The Automobile and the Environment

(Based on Paul Sutter, Driven Wild: How the Fight Against Automobiles Launched the Modern Wilderness Movement,
and Adam Rome, The Bulldozer in the Countryside)
bear looking into car
Are nature and technology opposites?
Cars lined up to enter Yellowstone in 1916
early cars lined up at Yellowstone gate
The automobile made it possible for people to explore American scenery

  • Yosemite was preserved for public use by a federal law in 1864 but initially turned over to the state of California to administer, Yellowstone was established in 1872 as the first national park, the National Park Service was created until 1916
  • National Forests were established in 1891, the Forest Service in 1905, but with the goal of protecting timber for future use
  • the idea of national parks arose partly as a protest against an increasingly capitalist culture--eg. don't cut down all the redwoods for timber or divert all the water from Niagra Falls to make electricity
  • Yellowstone and a few other early parks were served by railroads, but it was the automobile that popularized traveling to see natural wonders
  • during and after WWI there was an advertising campaign promoting the idea "see America first"--it became a part of being proud of being an American to see some list of famous sites
  • automobile tourism grew rapidly in the 1910s and 1920s (along with the necessary infrastructure such as motels and campgrounds)
  • as consumer culture became stronger Americans attached a higher value to doing something special with their leisure time and outdoor recreation boomed in popularity along with nature tourism
  • people quickly began to complain that when they went off in their automobile to get away from it all they found themselves surrounded by automobiles and tourist businesses
early automobile camping
what are National Parks for--are they for people to visit or are they to preserve nature?

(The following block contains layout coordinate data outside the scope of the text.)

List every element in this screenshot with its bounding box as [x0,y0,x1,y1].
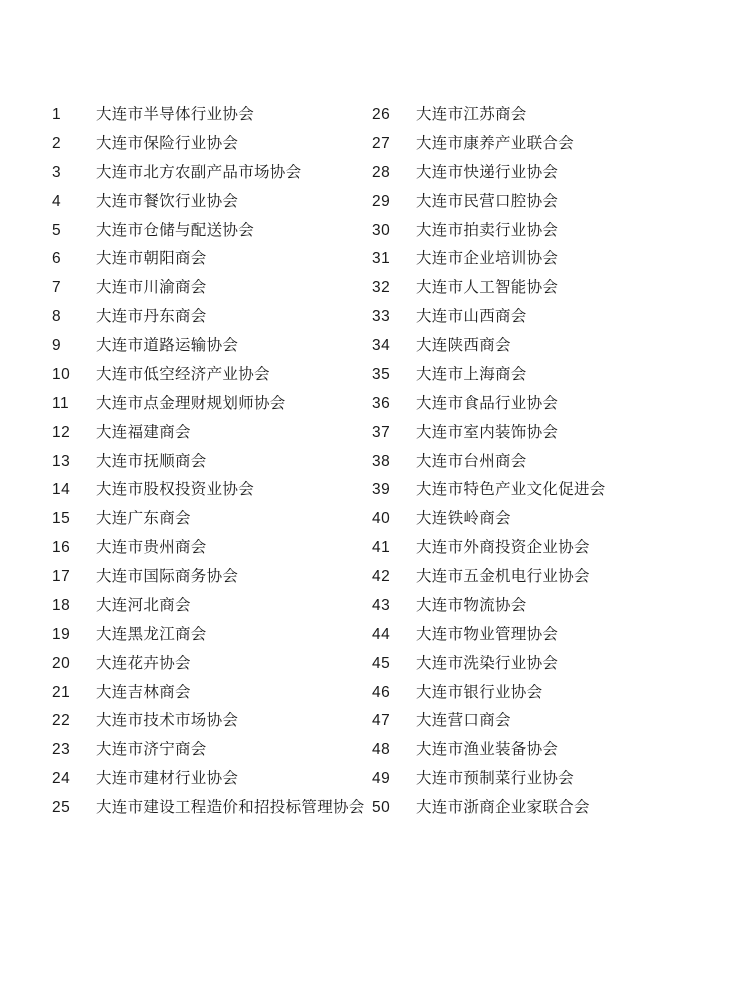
item-number: 42 [372,568,391,585]
item-name: 大连市快递行业协会 [416,163,559,181]
item-number: 20 [52,654,71,672]
list-item [52,278,372,297]
item-number: 18 [52,596,71,614]
item-number: 27 [372,134,391,152]
list-item [372,740,692,759]
item-name: 大连花卉协会 [96,654,191,672]
item-name: 大连市国际商务协会 [96,568,239,585]
list-item [52,711,372,730]
list-item [52,423,372,442]
item-name: 大连市上海商会 [416,365,527,383]
item-name: 大连市江苏商会 [416,106,527,123]
list-item [372,249,692,268]
item-number: 5 [52,221,62,239]
list-item [52,769,372,788]
item-name: 大连市五金机电行业协会 [416,568,590,585]
item-name: 大连市餐饮行业协会 [96,192,239,210]
item-number: 31 [372,250,391,268]
item-name: 大连市技术市场协会 [96,712,239,730]
list-item [372,307,692,326]
list-item [372,596,692,615]
item-name: 大连市室内装饰协会 [416,423,559,441]
list-item [52,567,372,586]
item-name: 大连市康养产业联合会 [416,134,575,152]
item-name: 大连市股权投资业协会 [96,481,255,499]
item-name: 大连市渔业装备协会 [416,741,559,759]
item-number: 13 [52,452,71,470]
list-item [372,221,692,240]
list-item [372,192,692,211]
list-item [372,683,692,702]
list-item [372,625,692,644]
item-number: 14 [52,481,71,499]
list-item [52,596,372,615]
item-name: 大连营口商会 [416,712,511,730]
list-item [372,394,692,413]
item-name: 大连市浙商企业家联合会 [416,799,590,816]
list-column-right [372,105,692,827]
item-name: 大连市低空经济产业协会 [96,365,270,383]
item-name: 大连福建商会 [96,423,191,441]
list-item [52,740,372,759]
list-item [372,278,692,297]
item-name: 大连陕西商会 [416,337,511,354]
item-name: 大连市山西商会 [416,308,527,326]
list-item [52,336,372,355]
item-number: 30 [372,221,391,239]
item-number: 3 [52,163,62,181]
item-name: 大连市丹东商会 [96,308,207,326]
list-item [372,654,692,673]
list-item [52,249,372,268]
list-item [52,192,372,211]
item-number: 35 [372,365,391,383]
item-name: 大连市台州商会 [416,452,527,470]
item-name: 大连市点金理财规划师协会 [96,394,286,412]
item-name: 大连市银行业协会 [416,683,543,701]
item-name: 大连市仓储与配送协会 [96,221,255,239]
item-name: 大连市民营口腔协会 [416,192,559,210]
list-item [372,423,692,442]
list-item [52,798,372,817]
list-item [372,134,692,153]
item-name: 大连市朝阳商会 [96,250,207,268]
list-item [52,365,372,384]
item-name: 大连市抚顺商会 [96,452,207,470]
item-number: 28 [372,163,391,181]
item-number: 7 [52,279,62,297]
item-name: 大连市拍卖行业协会 [416,221,559,239]
item-number: 21 [52,683,71,701]
list-column-left [52,105,372,827]
item-name: 大连市川渝商会 [96,279,207,297]
item-name: 大连市半导体行业协会 [96,106,255,123]
list-item [372,798,692,817]
item-number: 44 [372,625,391,643]
item-number: 8 [52,308,62,326]
item-number: 23 [52,741,71,759]
item-name: 大连河北商会 [96,596,191,614]
item-number: 46 [372,683,391,701]
list-item [372,509,692,528]
list-item [52,538,372,557]
list-item [52,394,372,413]
list-item [52,163,372,182]
item-number: 9 [52,337,62,354]
item-name: 大连市物流协会 [416,596,527,614]
item-number: 6 [52,250,62,268]
item-number: 11 [52,394,70,412]
list-item [372,480,692,499]
item-name: 大连市特色产业文化促进会 [416,481,606,499]
item-name: 大连市物业管理协会 [416,625,559,643]
item-name: 大连市建设工程造价和招投标管理协会 [96,799,365,816]
item-number: 45 [372,654,391,672]
item-number: 48 [372,741,391,759]
item-number: 17 [52,568,71,585]
item-name: 大连市保险行业协会 [96,134,239,152]
item-number: 19 [52,625,71,643]
list-item [372,769,692,788]
item-name: 大连市济宁商会 [96,741,207,759]
item-number: 16 [52,539,71,557]
item-number: 49 [372,770,391,788]
item-name: 大连市建材行业协会 [96,770,239,788]
list-item [372,567,692,586]
list-item [52,105,372,124]
item-number: 38 [372,452,391,470]
item-number: 10 [52,365,71,383]
item-number: 50 [372,799,391,816]
item-name: 大连市企业培训协会 [416,250,559,268]
item-number: 32 [372,279,391,297]
item-name: 大连市外商投资企业协会 [416,539,590,557]
item-number: 36 [372,394,391,412]
item-number: 15 [52,510,71,528]
item-number: 22 [52,712,71,730]
item-number: 34 [372,337,391,354]
item-name: 大连市预制菜行业协会 [416,770,575,788]
list-item [372,336,692,355]
list-item [52,509,372,528]
list-item [52,221,372,240]
item-name: 大连广东商会 [96,510,191,528]
item-number: 1 [52,106,62,123]
item-name: 大连市贵州商会 [96,539,207,557]
item-number: 37 [372,423,391,441]
list-item [372,538,692,557]
list-item [372,105,692,124]
list-item [52,452,372,471]
item-number: 26 [372,106,391,123]
list-item [52,683,372,702]
list-item [52,654,372,673]
item-name: 大连市食品行业协会 [416,394,559,412]
list-item [52,625,372,644]
item-number: 41 [372,539,391,557]
item-number: 25 [52,799,71,816]
list-item [52,134,372,153]
item-name: 大连黑龙江商会 [96,625,207,643]
item-number: 12 [52,423,71,441]
item-name: 大连市人工智能协会 [416,279,559,297]
list-item [372,365,692,384]
item-number: 40 [372,510,391,528]
item-number: 47 [372,712,391,730]
item-name: 大连市北方农副产品市场协会 [96,163,302,181]
item-number: 33 [372,308,391,326]
item-number: 29 [372,192,391,210]
list-item [372,452,692,471]
list-item [52,480,372,499]
item-name: 大连市道路运输协会 [96,337,239,354]
item-number: 43 [372,596,391,614]
item-number: 4 [52,192,62,210]
list-item [372,163,692,182]
item-number: 24 [52,770,71,788]
list-item [52,307,372,326]
association-list [52,105,692,827]
item-name: 大连吉林商会 [96,683,191,701]
item-number: 2 [52,134,62,152]
two-column-layout [52,105,692,827]
list-item [372,711,692,730]
item-name: 大连铁岭商会 [416,510,511,528]
item-number: 39 [372,481,391,499]
item-name: 大连市洗染行业协会 [416,654,559,672]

  • Aldo Leopold, who worked for the Forest Service, was one of the first people to begin to talk about preserving wilderness, in a 1921 article on "The Wilderness and its Place in Forest Recreation Policy"
  • pointed out the tension between preservation and use
  • he defined wilderness as land with no "roads, artificial trails, cottages, or other works of man"
  • should we preserve wilderness for its own sake free from human use? 
Similar issues arose when people moved out of the city wanting a more rural environment and quickly found themselves surrounded by roads and houses
rows of houses
  • concerns about this in the late 1950s focused on preserving open space--conservation areas within towns and suburbs
  • US cities and suburbs were growing by a million acres a year--starting in the 1960s the problem was often called urban sprawl
  • marshes were filled and hills bulldozed, some builders argued explicitly that when houses had yards there was no need for parks
  • conservationists fought to preserve open space and wetlands
  • the first federal wetlands-preservation law was passed in 1968
another example is building on floodplains
  • in the 1930s the federal government got into trying to prevent flooding in a big way, building dams and levees
  • in the 1950s and 1960s the damage done by floods was increasing despite these measures
  • why?
  • partly unintended consequences--if you prevent the flood from spreading out in one place it will be worse downstream
  • but the problem continued because more and more housing was being built on floodplains
  • the federal government provided subsidized flood insurance, so people continued to build even when warned
  • should we rebuild New Orleans when significant parts of the city are below sea level?